Here are a few other lesser-known ideas that might improve the affordability of housing in Australia.
Government signs on as co-purchaser
The Grattan Institute’s economic policy program director, Brendan Coates, recently suggested a national shared equity scheme, where the Government coughs up for a fraction of your home.
Such a scheme would see the Federal Government chip in as much as 30 per cent of the home’s value without charging interest or rent. The rest would come from a private lender, with at least a 5 per cent deposit from the buyer.
Under the arrangement, the buyer would still cover costs such as conveyancing, stamp duty, council rates and maintenance.
When the house is sold, the government would be paid back its proportionate share of the profits.
Some shared-equity schemes already exist at the state level but are small and limited to public-housing tenants or to homes bought from government-run developers.
Coates said the Federal Government was best-placed to run a shared-equity scheme.

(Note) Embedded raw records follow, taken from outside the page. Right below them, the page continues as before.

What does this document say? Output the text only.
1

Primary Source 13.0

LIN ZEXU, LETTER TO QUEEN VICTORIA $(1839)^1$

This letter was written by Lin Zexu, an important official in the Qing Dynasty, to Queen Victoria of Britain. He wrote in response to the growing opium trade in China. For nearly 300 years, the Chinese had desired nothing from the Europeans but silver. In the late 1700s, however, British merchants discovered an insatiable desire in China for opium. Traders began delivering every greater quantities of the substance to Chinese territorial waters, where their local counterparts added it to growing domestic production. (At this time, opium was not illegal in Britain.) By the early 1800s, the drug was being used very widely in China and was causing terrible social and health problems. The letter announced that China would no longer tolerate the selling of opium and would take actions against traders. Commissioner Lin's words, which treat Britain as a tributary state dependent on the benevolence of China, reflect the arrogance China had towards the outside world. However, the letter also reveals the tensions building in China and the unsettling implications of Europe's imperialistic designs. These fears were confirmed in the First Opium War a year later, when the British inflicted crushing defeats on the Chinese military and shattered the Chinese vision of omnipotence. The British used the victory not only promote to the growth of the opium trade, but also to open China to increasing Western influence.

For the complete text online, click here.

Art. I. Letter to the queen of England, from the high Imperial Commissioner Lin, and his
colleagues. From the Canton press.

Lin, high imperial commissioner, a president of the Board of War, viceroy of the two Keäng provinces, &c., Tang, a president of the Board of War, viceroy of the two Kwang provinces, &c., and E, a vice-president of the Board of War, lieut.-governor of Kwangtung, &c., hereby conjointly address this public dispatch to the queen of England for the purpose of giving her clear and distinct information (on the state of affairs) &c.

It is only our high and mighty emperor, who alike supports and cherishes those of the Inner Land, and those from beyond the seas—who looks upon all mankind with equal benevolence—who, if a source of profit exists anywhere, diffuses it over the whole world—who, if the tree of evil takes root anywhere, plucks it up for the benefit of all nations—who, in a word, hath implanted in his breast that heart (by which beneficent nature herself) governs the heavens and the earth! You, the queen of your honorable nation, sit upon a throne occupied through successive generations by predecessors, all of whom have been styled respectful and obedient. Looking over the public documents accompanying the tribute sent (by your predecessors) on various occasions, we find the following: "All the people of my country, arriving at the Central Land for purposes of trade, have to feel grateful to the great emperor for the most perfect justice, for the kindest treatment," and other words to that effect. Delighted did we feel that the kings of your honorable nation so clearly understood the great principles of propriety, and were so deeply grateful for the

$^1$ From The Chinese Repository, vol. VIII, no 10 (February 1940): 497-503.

He also said the scheme would create more demand for housing and drive up house prices, but said that effect would be modest, especially if it was strictly targeted at low-income earners and lower-priced homes.
A tax on empty homes
In hot property markets, investors have been known to leave properties empty so they can time their exit to maximise capital gains instead of locking themselves into long-term leases.
This can diminish the supply of available rentals.
Last week, it emerged that hundreds, potentially thousands, of homes were sitting empty in Tasmanian cities, despite vacancy rates in Launceston and Hobart dipping below 1 per cent.
In some places, taxes on empty properties have been used to curb this practice. Empty homes in Melbourne currently incur a vacancy tax, with dwellings charged 1 per cent of the property value if they gather dust for more than six months.
It’s unclear how effective these taxes are. A review of a vacant-dwelling tax in Vancouver found it coaxed more owners to rent out their properties but had a fairly modest impact on housing affordability overall.
Rent and consider buying later
The private sector has also produced some interesting solutions to the housing crisis.
Melbourne-based property developer Assemble has come up with a clever model where residents rent a home securely for five years and have the option to buy their home at the end of the lease for a price set at the beginning.
Aimed at moderate-income buyers, the housing model also helps renters save by offering free financial coaching.
The cost of utilities and other living expenses are also kept low as these goods and services are bought in bulk for all residents of the development.